Unpopular leadership: the ultimate impossible ideal

The core elements of leadership that I most respect and that many speakers in the course have talked about are pursuing a vision and staying true to your values. It seems like the time when that really involves leadership is the time when it would be easiest to fail – when your vision or your values disagree with the prevailing ideas. This means that in sticking to them, you will show your strength, but no one will like you very much.
If no one likes you, can you still lead people places? Whatever you do will make someone unhappy, but can you reach a point when you’ve made everyone unhappy and you are no longer leading anyone? Is it really leadership to stick to your ideas when everyone disagrees, and all you’ll get is an empty room?
Some things are worth standing up for under any circumstances. Some things are worth fighting for, some aren’t. The hard part is figuring out which is which. The next hard part is persuading other people that you’re fighting for something important, and that your vision is one worth following.
A personal example: While I know climate change is a vitally important issue worth fighting for, I don’t know how to persuade others of this. I am often reluctant to engage with people on climate change as I fear being unable to rationally argue my position, struggling with the temptation to get angry or rude. My fear of failure has seriously impeded my ability to lead on this issue at all, and I am still trying to navigate the awkward issue of how to raise such daunting topics with friends and family without alienating myself.

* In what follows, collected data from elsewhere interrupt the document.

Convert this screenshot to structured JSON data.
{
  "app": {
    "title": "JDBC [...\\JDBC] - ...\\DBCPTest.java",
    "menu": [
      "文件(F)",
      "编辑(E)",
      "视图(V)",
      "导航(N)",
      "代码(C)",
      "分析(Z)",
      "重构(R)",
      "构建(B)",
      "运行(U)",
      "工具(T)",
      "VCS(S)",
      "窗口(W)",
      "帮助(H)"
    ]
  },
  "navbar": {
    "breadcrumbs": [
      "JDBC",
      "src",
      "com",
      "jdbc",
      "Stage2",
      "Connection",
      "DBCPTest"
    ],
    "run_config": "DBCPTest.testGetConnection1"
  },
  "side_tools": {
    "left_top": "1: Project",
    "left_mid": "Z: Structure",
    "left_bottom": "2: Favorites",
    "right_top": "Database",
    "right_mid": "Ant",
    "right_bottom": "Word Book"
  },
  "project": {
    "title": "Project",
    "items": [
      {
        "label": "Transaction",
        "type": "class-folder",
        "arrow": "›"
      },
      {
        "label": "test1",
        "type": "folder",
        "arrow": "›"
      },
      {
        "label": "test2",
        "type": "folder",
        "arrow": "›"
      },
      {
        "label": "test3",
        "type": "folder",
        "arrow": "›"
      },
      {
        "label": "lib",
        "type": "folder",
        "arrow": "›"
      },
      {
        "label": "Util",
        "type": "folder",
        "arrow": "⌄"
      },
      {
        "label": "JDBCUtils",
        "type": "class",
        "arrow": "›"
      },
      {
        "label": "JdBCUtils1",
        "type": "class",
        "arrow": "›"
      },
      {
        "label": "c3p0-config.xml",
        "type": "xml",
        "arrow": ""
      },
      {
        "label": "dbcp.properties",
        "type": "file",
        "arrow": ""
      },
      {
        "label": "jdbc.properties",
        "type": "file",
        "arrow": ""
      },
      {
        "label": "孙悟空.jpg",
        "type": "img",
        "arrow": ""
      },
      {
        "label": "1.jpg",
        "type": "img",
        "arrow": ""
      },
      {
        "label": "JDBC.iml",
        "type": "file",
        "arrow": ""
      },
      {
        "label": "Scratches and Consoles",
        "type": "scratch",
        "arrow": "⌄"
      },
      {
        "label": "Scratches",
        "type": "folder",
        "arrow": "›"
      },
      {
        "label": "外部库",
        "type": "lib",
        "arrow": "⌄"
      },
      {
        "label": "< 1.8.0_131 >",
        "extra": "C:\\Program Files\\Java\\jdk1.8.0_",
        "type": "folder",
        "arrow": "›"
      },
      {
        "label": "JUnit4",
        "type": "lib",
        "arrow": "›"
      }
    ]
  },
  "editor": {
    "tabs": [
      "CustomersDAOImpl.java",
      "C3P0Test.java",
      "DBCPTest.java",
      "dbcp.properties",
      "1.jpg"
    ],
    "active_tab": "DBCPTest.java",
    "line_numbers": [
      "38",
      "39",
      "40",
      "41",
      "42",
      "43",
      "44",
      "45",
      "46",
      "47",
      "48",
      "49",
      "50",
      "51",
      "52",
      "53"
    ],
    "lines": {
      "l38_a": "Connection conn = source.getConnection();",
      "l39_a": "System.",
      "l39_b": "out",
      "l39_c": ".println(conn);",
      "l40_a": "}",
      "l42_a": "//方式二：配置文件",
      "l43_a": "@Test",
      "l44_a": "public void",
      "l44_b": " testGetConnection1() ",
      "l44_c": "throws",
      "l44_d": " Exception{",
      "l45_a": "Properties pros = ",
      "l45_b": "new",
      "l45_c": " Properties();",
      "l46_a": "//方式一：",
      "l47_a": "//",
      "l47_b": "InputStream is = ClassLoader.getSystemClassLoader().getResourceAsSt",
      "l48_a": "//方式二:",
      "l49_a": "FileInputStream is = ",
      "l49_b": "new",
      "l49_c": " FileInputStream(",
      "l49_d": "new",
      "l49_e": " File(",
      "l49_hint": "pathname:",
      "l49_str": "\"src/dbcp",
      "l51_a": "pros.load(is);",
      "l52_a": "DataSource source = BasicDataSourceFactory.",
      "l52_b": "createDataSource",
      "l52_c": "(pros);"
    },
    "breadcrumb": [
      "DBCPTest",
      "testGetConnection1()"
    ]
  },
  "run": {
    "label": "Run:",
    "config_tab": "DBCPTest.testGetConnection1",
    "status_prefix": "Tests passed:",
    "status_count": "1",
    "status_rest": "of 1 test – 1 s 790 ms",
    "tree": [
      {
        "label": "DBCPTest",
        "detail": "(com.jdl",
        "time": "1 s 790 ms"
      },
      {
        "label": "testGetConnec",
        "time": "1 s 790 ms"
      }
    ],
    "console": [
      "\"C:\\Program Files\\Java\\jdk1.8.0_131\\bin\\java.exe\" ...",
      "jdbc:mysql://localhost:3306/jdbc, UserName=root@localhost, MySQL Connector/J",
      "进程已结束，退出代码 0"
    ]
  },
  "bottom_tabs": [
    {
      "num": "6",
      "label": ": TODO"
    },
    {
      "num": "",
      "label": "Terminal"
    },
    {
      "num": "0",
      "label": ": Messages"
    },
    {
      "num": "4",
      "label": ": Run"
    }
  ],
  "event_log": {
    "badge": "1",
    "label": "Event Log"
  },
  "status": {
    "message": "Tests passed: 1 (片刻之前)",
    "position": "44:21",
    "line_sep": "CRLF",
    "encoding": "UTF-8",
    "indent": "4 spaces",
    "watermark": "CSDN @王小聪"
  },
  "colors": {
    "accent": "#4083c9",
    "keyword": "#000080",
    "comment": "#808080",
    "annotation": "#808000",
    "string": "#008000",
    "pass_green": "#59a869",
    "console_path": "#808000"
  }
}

Is it ok to sit your relatives down and ask them to consider solar panels? To drive less and ride more? How would I react if someone sincerely asked me to go vegetarian? Probably not well. Maybe the personal angle is the weirdest of all. Maybe the best thing to do is try to show how such changes can be good by doing them yourself. But I believe it’s time for me to start speaking up on the more broad facts – climate change is real, it’s more urgent than people realise, and our lives are going to change whether we like it or not. The sooner people realise this, the sooner they can grieve for our old lifestyles and start planning for the future.